Along those lines let me give a plug for our upcoming Sunday Serve work day on June 2.  For some of you, and for some in the community – these work days have become one of the most powerful symbols of our sense of mission as a congregation.  We believe that God’s gracious generosity towards us in Jesus Christ ought to flow through us and become a blessing in our wider community.  We believe that God heals us in order to activate us and energize us as agents of healing for our neighbors.  These work days are sometimes incredibly productive.  Sometimes they’re not.  Regardless, by coming together in teams to serve others, we learn to imagine ourselves as agents who can make a difference.  We repent of our American addiction to a certain kind of religiosity that involves dressing up and coming to a service in a beautiful sanctuary that, in some ways, asks very little of us.  We are not here for ourselves.  Our goal is not simply a flourishing congregation.  Our dream is of a flourishing community of neighbors and friends who help one another. 

We recognized some of our students today.  All of you young people will have to imagine your own future over against the expectations of parents, the community, your peer group, and our wider media culture.  Maybe that means life in a city.  Maybe it doesn’t.  Maybe it means college.  Maybe it means learning a trade.  Maybe it means focusing on life outside of paid work.  Maybe it includes marriage and family and maybe it doesn’t.  Maybe it involves valuing simplicity rather than accumulation and possessions.  All of these choices will take imagination.

For all of us who live in a place like Bourbon County, we need to be able to imagine new possibilities, to work for a hoped for future that isn’t at hand.  We have to be able to get some critical distance from the present moment, so that we can imagine a different way of being together in the future.  Can we imagine small communities like ours with healthy citizens, access to health care, and good jobs for all?  Can we imagine a world where smaller rural places flourish alongside our larger cities?

We need imagination in our public lives.  Can we imagine life without school shootings?  Can we imagine a new kind of politics where the largest corporations and their lobbying groups don’t dominate policy debates? 

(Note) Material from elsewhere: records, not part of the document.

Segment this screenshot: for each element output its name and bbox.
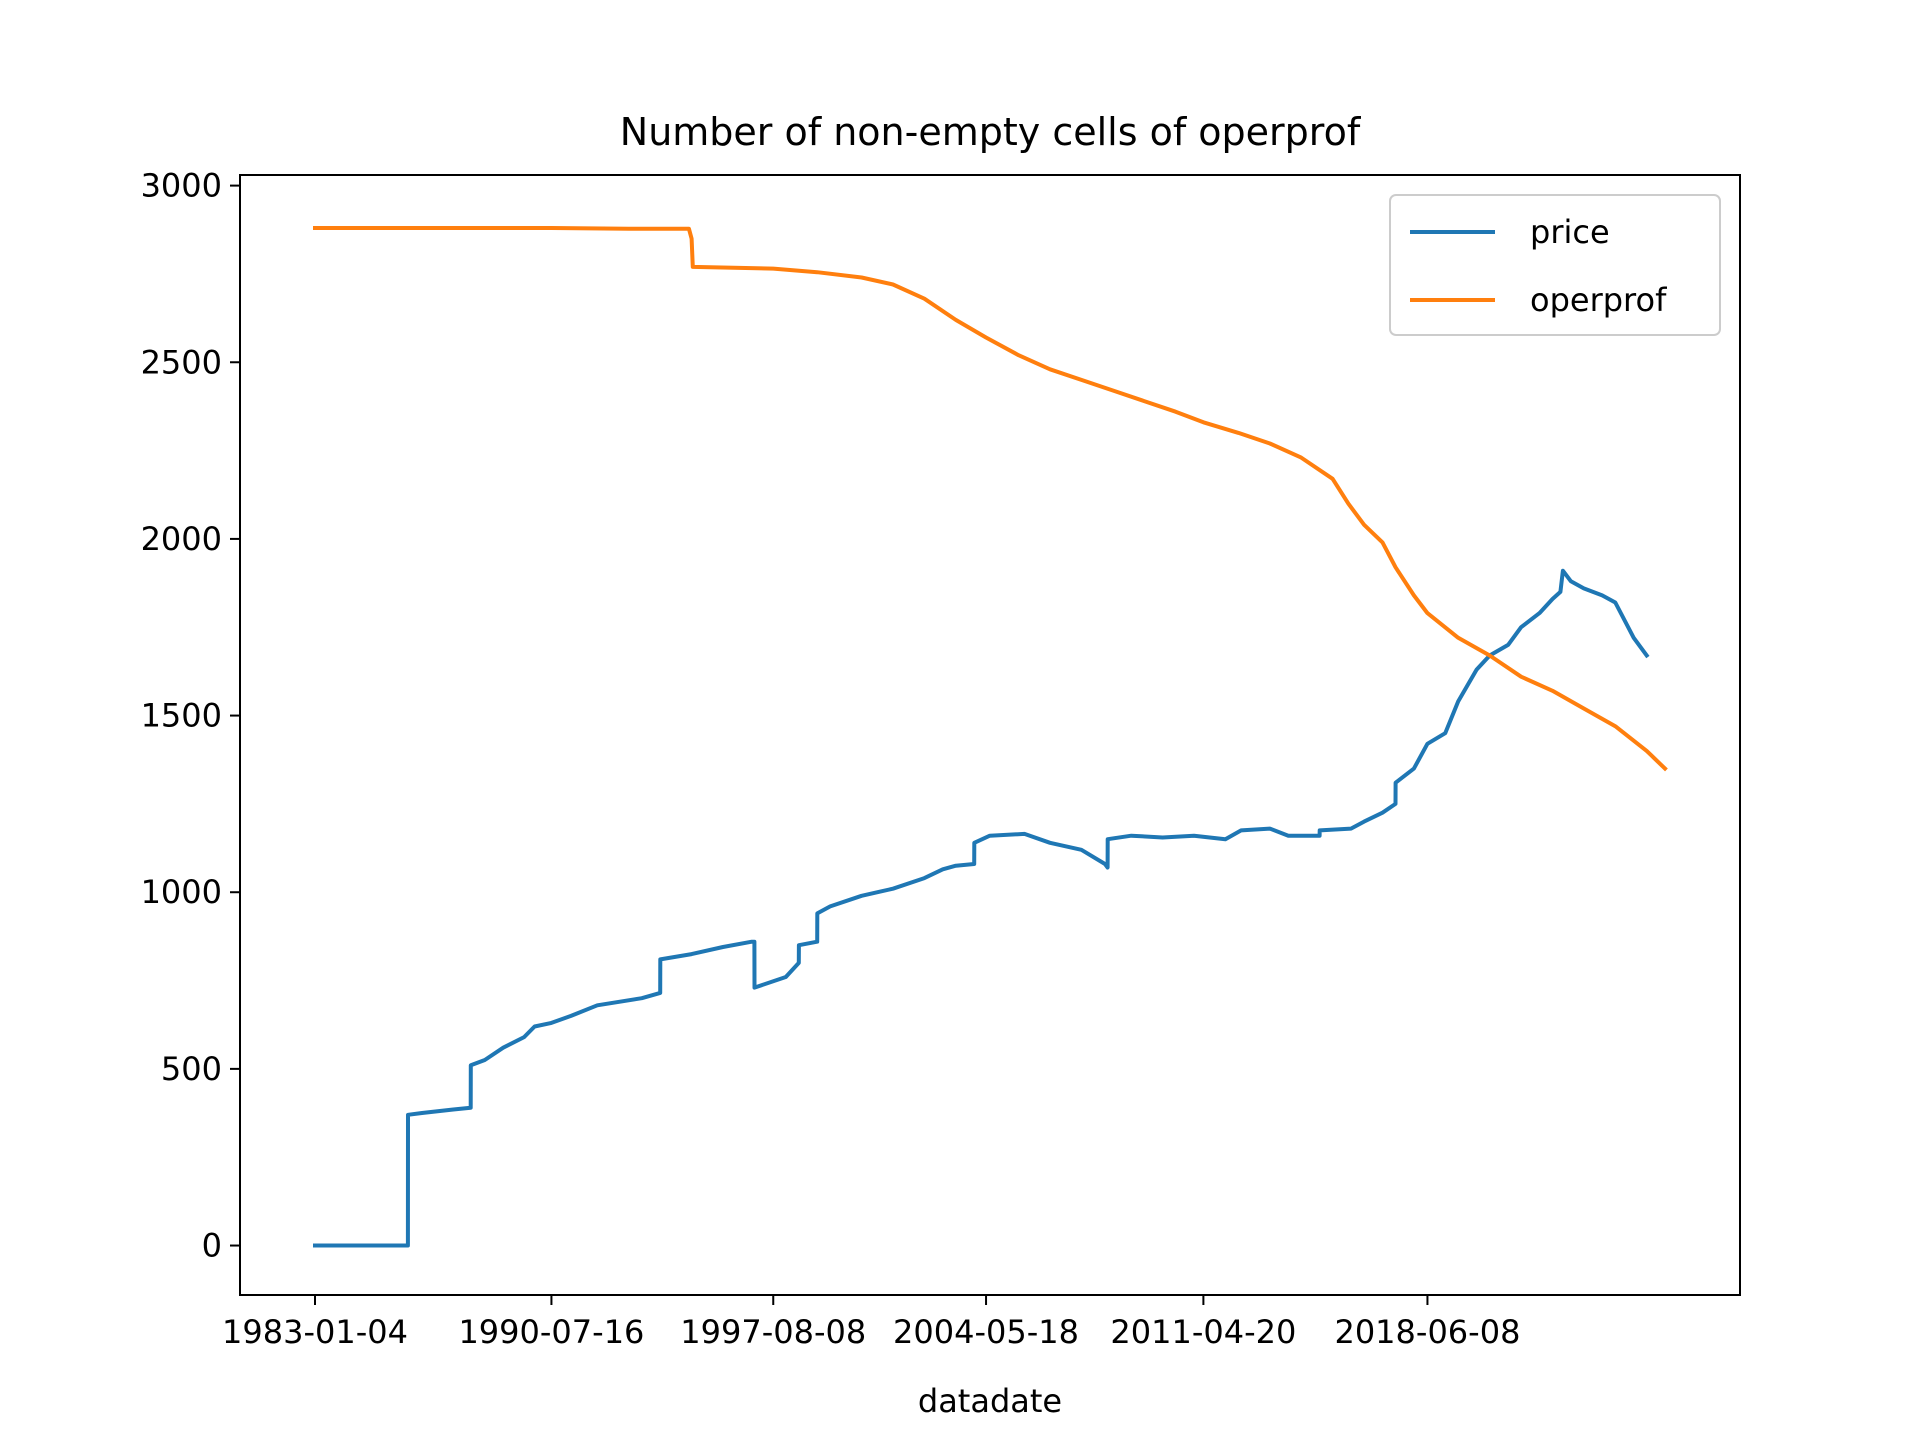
- x-axis-label: datadate: [918, 1382, 1062, 1420]
- y-tick-label: 2000: [141, 520, 222, 558]
- y-tick-label: 1000: [141, 873, 222, 911]
- y-tick-label: 3000: [141, 167, 222, 205]
- y-tick-label: 500: [161, 1050, 222, 1088]
- chart-title: Number of non-empty cells of operprof: [620, 110, 1362, 154]
- y-tick-label: 1500: [141, 697, 222, 735]
- x-axis: 1983-01-04 1990-07-16 1997-08-08 2004-05-18…: [222, 1295, 1520, 1351]
- legend: price operprof: [1389, 194, 1721, 336]
- legend-label-price: price: [1530, 213, 1610, 251]
- plot-frame: [239, 174, 1741, 1296]
- series-line-operprof: [313, 226, 1668, 772]
- x-tick-label: 1990-07-16: [458, 1313, 644, 1351]
- plot-area: [239, 174, 1741, 1296]
- series-layer: [313, 226, 1668, 1248]
- legend-label-operprof: operprof: [1530, 281, 1667, 319]
- x-tick-label: 2004-05-18: [893, 1313, 1079, 1351]
- series-line-price: [313, 568, 1650, 1248]
- x-tick-label: 2018-06-08: [1334, 1313, 1520, 1351]
- x-tick-label: 1983-01-04: [222, 1313, 408, 1351]
- x-tick-label: 2011-04-20: [1110, 1313, 1296, 1351]
- y-axis: 0 500 1000 1500 2000 2500 3000: [141, 167, 240, 1265]
- y-tick-label: 2500: [141, 343, 222, 381]
- x-tick-label: 1997-08-08: [680, 1313, 866, 1351]
- y-tick-label: 0: [202, 1227, 222, 1265]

We need imagination in our personal lives.  Can we imagine our use of social media as a digital expression of kindness, compassion, curiosity, and neighborliness?  If you are retired or close to retirement, can you imagine a satisfying, productive, joyful life of serving others outside the framework of a paid career?  If you are dealing with the pain of estranged relationships, can you imagine the softening of heart and the peacemaking conversations that will be required if there is any hope of reconciliation?  If you have lost a loved can you imagine a new normal that involves the interplay of grief and loss with joy and friendship?


When we commit ourselves to ancient rituals like singing, praying, reading scripture, caring for others, giving and sharing, we are not guilty of engaging in boring routines nor of escaping from the urgent issues of life.  When we center our lives by old symbols like crucifixion and resurrection or by hope for a new future, we are not avoiding the hard work of making the world a better place.  Rather, we are undergoing the training of our imaginative muscles.  We are learning to see that the world doesn’t have to be the way it is.  It can be changed.  And it can be changed by ordinary people like us who have begun to see ourselves as God’s friends and partners in the work of making a new world.